I replied, “Put the plate down.”
This may have been the time in my life that a client MOST looked at me like I had grown a second head. Like what had just come out of my mouth was complete gibberish and nonsense and absolutely bonkers and they could not believe that I had actually said those words out loud.
And then after a few minutes they said, “Oh my god. You JUST PUT THE PLATE DOWN!”
Yep. It doesn’t have to spin. You don’t have to keep it in the air.
You JUST. PUT. THE. PLATE. DOWN.
Just like that ball metaphor thats floating around the internet (essentially we all have balls in the air, some are glass and some are rubber, we protect the important glass ones and sometimes let the rubber ones drop) this metaphor can flip our perspective on what we actually have to do.
Some plates we need to keep spinning. Some things HAVE to happen, and if they don’t it’s a big problem.
Some plates are “yes probably that should happen” or “that’s important to me”, and we find ways to keep them going.
Some plates aren’t even ours. We’re holding them for someone else, either because they handed them to us or thought we should have them or at some point we thought we should have them. Or even we’re just keeping them temporarily until we can hand them back because someone needs us to.

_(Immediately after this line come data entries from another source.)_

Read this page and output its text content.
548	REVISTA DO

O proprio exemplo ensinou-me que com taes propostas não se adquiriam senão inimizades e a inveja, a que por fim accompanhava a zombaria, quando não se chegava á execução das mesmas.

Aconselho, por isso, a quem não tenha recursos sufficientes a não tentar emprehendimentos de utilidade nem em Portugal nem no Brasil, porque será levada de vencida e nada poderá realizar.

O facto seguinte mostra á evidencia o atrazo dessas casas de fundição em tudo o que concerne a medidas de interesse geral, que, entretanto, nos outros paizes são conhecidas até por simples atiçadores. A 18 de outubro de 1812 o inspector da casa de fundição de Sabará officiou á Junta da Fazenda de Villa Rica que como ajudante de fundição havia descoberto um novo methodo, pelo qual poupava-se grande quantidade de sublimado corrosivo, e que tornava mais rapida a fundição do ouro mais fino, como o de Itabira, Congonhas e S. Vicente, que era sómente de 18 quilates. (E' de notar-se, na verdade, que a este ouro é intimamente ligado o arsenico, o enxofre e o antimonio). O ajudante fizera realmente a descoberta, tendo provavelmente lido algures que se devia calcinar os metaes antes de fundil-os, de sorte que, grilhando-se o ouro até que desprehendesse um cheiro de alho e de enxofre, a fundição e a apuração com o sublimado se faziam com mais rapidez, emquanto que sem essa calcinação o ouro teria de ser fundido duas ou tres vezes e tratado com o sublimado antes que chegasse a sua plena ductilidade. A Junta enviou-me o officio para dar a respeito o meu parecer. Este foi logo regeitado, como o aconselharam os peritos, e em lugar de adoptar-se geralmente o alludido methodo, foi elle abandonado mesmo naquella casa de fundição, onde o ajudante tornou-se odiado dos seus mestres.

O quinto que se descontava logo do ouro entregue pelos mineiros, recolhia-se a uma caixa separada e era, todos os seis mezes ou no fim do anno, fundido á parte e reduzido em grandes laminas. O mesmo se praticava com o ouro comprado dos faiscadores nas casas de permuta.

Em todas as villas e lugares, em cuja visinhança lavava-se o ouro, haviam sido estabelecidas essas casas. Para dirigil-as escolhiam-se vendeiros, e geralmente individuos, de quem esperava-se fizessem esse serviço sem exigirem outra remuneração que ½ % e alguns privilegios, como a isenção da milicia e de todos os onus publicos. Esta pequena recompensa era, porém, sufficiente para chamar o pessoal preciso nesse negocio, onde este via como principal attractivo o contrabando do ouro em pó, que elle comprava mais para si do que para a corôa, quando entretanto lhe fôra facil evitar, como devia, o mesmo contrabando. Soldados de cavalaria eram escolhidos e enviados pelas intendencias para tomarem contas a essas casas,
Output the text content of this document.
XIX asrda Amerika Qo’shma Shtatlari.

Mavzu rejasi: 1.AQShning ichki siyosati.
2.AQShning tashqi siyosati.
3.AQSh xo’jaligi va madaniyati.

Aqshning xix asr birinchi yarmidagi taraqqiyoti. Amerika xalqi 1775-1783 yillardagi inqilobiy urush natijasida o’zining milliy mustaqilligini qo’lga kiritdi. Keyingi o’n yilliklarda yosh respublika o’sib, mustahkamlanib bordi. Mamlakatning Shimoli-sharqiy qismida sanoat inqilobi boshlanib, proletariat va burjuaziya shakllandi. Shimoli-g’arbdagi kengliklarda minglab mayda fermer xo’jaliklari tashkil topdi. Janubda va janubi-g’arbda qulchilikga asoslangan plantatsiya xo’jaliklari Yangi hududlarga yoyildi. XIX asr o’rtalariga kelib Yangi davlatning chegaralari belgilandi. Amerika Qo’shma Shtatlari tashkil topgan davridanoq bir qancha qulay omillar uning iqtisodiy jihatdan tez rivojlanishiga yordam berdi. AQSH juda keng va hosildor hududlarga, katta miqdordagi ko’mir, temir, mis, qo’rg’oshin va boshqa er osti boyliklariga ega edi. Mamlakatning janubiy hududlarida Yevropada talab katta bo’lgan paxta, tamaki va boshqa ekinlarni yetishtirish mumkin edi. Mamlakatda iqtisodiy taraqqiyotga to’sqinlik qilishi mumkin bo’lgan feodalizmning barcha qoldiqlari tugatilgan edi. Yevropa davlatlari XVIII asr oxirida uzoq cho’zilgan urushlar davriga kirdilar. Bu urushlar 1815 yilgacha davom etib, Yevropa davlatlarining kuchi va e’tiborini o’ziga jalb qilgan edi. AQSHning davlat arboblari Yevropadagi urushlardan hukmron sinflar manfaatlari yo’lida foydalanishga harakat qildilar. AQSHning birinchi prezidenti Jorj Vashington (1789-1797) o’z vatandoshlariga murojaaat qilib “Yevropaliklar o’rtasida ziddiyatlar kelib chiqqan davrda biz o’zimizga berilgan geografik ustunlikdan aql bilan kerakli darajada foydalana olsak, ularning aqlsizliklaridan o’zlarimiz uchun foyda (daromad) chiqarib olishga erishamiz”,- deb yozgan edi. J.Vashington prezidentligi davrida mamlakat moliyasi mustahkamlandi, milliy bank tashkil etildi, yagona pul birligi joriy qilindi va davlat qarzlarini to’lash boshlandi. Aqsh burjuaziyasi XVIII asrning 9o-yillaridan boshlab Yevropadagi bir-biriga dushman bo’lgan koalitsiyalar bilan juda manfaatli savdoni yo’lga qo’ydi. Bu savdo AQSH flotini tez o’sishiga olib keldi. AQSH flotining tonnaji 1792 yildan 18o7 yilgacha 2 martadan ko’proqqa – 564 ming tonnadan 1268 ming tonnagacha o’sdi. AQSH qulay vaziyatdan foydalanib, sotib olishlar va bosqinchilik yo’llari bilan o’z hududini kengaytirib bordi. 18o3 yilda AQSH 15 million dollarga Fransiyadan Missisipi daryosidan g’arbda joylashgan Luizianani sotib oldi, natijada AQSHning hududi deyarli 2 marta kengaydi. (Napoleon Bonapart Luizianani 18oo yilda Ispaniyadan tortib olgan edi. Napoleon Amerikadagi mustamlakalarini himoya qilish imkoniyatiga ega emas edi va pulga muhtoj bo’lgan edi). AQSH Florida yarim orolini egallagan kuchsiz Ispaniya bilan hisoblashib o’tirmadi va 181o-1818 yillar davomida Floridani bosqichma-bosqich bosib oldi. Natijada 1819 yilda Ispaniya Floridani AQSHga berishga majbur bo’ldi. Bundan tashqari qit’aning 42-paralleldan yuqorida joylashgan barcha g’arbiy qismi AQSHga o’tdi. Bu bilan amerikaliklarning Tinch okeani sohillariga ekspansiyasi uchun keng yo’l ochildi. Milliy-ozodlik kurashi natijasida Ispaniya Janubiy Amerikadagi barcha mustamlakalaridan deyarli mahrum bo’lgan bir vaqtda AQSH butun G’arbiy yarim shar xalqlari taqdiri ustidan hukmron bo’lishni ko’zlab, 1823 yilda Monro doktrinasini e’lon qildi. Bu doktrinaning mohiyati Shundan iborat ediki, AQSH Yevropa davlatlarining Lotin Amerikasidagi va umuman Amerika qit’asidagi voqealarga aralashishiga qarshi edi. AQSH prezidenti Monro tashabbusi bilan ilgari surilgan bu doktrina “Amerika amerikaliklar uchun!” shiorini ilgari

Some plates we’ve forgotten are even there. They’ve been built in for a long time and we forget that there is choice sometimes in what we choose to keep in our lives if we take the time to consider it.
Some plates look really enticing and we want to do a new thing, so we add it to our pile voluntarily, whether or not we’ve really considered if we want to (or can) put that energy in.
Some plates just aren’t necessary for now, or not serving us. And we can put them down with very little consequence and decide sometime later if we want them back up.
But the problem is, we can only really keep so many plates spinning.
Keeping all of that spinning is HARD WORK.
Some people can handle more plates than others. Some people can handle heavier plates than others. But when we’re up to or past our own personal threshold for plate-spinning-capacity, we start to panic. Maybe we can’t spin them as fast because we’re tired. Maybe there are just too many to get to before we get back around to that first one again. Plates start to wobble and we run around trying to keep them all going, maybe we catch them right before they crash, maybe they completely smash to the ground. And then the guilt and shame and self judgement swoop in.
When more and more plates keep getting passed your way, at some point you need to put some of them down intentionally. And intentionally is important here. I didn’t need to feel like I failed - I put it down. This is particularly true once we have kids, because kids are basically just chucking fine china at you all the time expecting you to catch it (looking at you, stomach virus).
And this month, for me, one of those plates that I decided put down was the intense gratitude practice that I had planned to do. I kept the plates that were a priority, and I set down the ones that weren’t. And I mean TRULY set them down, not “I guess I’ll have to begrudgingly set this down but I’m going to get it going again as soon as humanly possible because I feel shame about not meeting my own expectations”.
I truly set down the plates.
I didn’t rush around to try to keep them spinning. I didn’t eye them up once they were down and plan for when I was going to get them going again. I let them go. And I let myself stay in a place of compassion for myself for doing that, the same way I would offer compassion to someone else for putting down one of their own plates.
They’re just plates. It’s just a gratitude practice.
Maybe I’ll pick up that plate again sometime. Maybe I’ll let it lie. Maybe I’ll write “putting down plates and self compassion” and “myself” on my calendar every day for the rest of the month for the thing and person I feel gratitude for.